Not only did these leave the duo stranded at night, but lack of follow-up on the apparent security lapse has now put the authorities, including the Union home and foreign ministries, under court scanner. The immigration staff did not detain them even though the non-stamping had technically made their stay in India illegal. Even security personnel took no action, considering that their ‘illegal’ entry was a security lapse on the eve of Republic Day. They were simply made to go out of the airport.
And eventually, with no reasons given and underlining that it was more a bureaucratic tangle than any illegality on their part, the kids got the stamp on Tuesday, though they suffered financial loss and a horrible experience.
Sanjeet Singh Kundi (19) and his sister Gursonia Kaur Kundi (16), residents of Guelph in Ontario, Canada, learnt from the immigration officials that they were not permitted to board the Air India flight on January 25, Sunday, at 9.15pm for not having the entry stamp when they had arrived on January 16 by an Air India flight. Both siblings were visiting India after 10 years, to attend a wedding.
Immigration and security personnel told them to simply get out of the airport, and they could contact their mother, who was in Amritsar too, only when a passerby on the road outside lent them his mobile phone.
The mother, Jatinder Kaur Dhanoa, later checked and found out that the passport of her younger son, Rajan Singh Kundi (13), who had come with Sanjeet and Gursonia on the January 16 flight, was also not stamped. “That had not cropped up on Sunday as he is flying back on January 30 with me. I found three more passengers at the airport on Tuesday whose passports were not stamped by the immigration staff,” she said.

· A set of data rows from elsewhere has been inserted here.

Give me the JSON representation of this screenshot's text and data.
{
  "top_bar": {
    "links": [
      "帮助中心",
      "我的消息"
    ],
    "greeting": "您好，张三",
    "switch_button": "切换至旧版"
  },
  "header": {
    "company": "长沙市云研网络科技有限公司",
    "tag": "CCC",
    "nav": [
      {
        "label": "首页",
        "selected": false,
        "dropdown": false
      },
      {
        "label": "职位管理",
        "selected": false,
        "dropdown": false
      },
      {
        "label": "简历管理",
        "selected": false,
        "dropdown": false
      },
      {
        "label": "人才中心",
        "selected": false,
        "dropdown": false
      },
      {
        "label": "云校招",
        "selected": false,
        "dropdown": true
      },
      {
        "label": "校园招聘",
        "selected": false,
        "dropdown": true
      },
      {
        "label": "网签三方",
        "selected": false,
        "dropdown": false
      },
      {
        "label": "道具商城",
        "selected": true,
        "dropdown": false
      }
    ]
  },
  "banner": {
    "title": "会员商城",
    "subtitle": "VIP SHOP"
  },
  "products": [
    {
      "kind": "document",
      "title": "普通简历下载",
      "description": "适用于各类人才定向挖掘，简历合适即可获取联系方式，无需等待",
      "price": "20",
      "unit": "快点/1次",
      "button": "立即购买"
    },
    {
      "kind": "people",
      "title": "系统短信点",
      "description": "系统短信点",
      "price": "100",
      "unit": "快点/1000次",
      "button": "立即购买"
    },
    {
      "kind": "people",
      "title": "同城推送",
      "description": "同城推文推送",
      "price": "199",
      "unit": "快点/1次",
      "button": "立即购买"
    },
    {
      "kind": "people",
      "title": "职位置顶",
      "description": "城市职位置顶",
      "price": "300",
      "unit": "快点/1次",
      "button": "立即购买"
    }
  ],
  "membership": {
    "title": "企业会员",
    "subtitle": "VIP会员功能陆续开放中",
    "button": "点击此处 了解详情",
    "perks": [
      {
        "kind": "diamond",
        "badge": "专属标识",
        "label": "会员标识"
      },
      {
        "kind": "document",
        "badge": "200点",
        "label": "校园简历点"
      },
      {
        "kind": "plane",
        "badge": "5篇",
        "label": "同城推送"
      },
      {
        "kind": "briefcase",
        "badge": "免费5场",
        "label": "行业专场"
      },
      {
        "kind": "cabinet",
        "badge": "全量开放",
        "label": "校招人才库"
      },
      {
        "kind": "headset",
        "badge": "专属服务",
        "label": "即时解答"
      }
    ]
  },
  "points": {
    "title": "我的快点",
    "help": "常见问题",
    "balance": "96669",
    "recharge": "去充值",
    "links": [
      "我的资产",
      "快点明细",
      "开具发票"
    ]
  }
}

She claimed travel agents had told her that “there is a racket of immigration officials at the airport who deliberately don’t stamp passports to extract money from NRIs”.
When contacted, foreign regional registration officer (FRRO) Satyanaryan Sharma told HT that the matter was not in his knowledge, but added that the airline was “equally responsible” for such a faux pas. “This is a serious lapse; I will get the matter probed and pull up the officials responsible,” he said.
Air India’s Amritsar manager Gurcharan Singh explained that once the plane lands at a destination the flight attendants give the entire list and breakup of domestic and foreign passengers to immigration authorities. The officials then have to match their record to see if the passengers have been cleared by them, he added.
For the teenagers, it meant crucial loss. “I am in the second semester of my construction engineering degree, and will lose a month of studies due to this faux pas. Gursonia will not be able to write her three exams of high school. It was a terrible experience. My sister, who is a minor, was stranded on the road at night. We don’t want to come to India again,” said Sanjeet.
The FRRO office on Tuesday evening put the entry stamp on the passports of Sanjeet, Gursonia and their brother Rajan without offering any explanation to the family. “I don’t understand. If they have done it today, why couldn’t they do it on January 25? Air India has now asked for `40,000 more as penalty to take my kids back to Canada,” said Jatinder.
HC notice to ministries, others
The Punjab and Haryana High Court on Tuesday issued a notice to the Union ministry of external affairs (MEA) and the ministry of home affairs (MHA), besides the Central Industrial Security Force (CISF), the Airports Authority of India at Delhi and Amritsar, the Punjab government and the commissioner of customs, to appear before the court on February 24 after the Canadian teens’ mother, Jatinder Kaur Dhanoa, filed a petition about the non-stamping of their passports and the harassment thereof. Anupam Bhanot, her lawyer, said the court had taken serious note of the security lapse.